Lesotho's Thomas Thabane. Picture: ARNOLD PRONTO
Lesotho's Thomas Thabane. Picture: ARNOLD PRONTO

Maseru — Lesotho’s prime minister has bowed to pressure to step down over evidence allegedly linking him to the murder of his estranged wife, the ruling party said on Thursday.

Senior members of the All Basotho Convention (ABC) party have accused Thomas Thabane of hampering investigations into the killing.
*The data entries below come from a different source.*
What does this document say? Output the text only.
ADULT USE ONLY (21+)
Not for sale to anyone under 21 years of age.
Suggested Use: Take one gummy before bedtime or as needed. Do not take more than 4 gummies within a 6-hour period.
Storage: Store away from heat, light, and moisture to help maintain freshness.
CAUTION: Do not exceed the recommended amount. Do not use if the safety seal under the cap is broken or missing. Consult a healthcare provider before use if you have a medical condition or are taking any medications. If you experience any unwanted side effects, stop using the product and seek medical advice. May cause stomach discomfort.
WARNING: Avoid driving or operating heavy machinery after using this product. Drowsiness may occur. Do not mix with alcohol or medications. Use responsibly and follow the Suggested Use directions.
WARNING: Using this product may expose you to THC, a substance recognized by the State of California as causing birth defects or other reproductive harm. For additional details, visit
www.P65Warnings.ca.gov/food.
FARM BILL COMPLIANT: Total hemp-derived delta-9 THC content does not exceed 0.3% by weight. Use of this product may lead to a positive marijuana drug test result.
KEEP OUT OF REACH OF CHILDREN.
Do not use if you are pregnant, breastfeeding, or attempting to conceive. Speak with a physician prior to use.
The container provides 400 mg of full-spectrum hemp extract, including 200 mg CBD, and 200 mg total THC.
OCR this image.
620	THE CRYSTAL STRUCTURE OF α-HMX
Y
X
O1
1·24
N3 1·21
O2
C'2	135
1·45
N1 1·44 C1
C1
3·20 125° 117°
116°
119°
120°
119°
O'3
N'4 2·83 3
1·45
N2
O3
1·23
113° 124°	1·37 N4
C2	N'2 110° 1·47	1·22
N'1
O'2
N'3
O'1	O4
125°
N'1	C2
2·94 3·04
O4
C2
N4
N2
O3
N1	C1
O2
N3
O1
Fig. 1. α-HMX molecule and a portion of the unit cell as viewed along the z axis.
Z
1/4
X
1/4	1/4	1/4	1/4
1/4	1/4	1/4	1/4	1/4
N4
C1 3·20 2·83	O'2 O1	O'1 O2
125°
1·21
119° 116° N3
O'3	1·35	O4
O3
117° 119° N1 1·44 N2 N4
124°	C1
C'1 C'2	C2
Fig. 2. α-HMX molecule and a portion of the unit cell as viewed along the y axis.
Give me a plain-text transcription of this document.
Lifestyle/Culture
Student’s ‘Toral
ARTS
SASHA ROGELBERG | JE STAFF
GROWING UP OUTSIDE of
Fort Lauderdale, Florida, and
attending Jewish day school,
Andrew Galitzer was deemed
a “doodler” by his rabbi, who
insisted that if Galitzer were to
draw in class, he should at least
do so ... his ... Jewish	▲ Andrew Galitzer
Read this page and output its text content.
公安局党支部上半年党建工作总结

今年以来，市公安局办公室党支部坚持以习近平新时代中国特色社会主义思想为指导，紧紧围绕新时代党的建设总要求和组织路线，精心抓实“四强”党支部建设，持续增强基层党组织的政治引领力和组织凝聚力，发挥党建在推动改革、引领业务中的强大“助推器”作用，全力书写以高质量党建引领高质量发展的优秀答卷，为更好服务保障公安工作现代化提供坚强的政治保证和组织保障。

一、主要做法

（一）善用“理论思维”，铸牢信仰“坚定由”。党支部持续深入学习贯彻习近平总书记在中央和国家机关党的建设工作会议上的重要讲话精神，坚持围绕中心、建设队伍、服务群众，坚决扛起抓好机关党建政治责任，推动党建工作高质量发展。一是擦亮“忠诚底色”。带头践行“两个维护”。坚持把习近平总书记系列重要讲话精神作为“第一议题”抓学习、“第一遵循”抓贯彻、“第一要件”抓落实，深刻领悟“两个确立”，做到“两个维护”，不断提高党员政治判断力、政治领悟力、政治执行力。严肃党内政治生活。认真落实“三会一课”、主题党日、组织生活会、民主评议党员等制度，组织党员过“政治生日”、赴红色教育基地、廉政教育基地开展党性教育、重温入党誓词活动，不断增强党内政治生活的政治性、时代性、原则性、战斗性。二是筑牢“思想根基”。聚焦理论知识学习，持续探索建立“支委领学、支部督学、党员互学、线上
They called for his resignation last week.

In June 2017, unidentified assailants gunned down his wife, Lipolelo Thabane, on the outskirts of Lesotho’s capital Maseru, two days before her husband’s inauguration. The murder was brought back into the limelight last week by a letter from Lesotho’s police chief Holomo Molibeli.

It claimed that communication records from the day of the crime picked up Thabane’s mobile phone number. The letter — dated December 23 2019 — became public in court documents filed by Molibeli after Thabane tried to suspend him over a separate matter.

“Mr Thabane has already made known his decision to resign to the cabinet in its seating on Tuesday,” ABC spokesperson Montoeli Masoetsa told AFP on Thursday. He said the next step for the party is to appoint a replacement, who would need to be approved by parliament. “There is no exact date in place as to when Thabane shall step down but it’s going to be soon,” Masoetsa said.

Lipolelo’s murder sent shock waves through the small, poverty-stricken nation, which is ringed by SA. At the time his estranged wife was killed, Thabane had been embroiled in bitter divorce proceedings. Meanwhile, police have been unable to trace Thabane’s current wife, Maesaiah Thabane, since she failed to appear for questioning on January 10.

A court has issued a warrant for her arrest, which she unsuccessfully appealed.

Other high-profile figures have since also been summoned to provide information on the case, including the minister of water affairs and the government secretary. “Government cannot be above [the] law,” communications minister Thesele Maseribane told reporters in Maseru. “We would like to see [Maesaiah Thabane] back home and go to the courts, like everybody else.”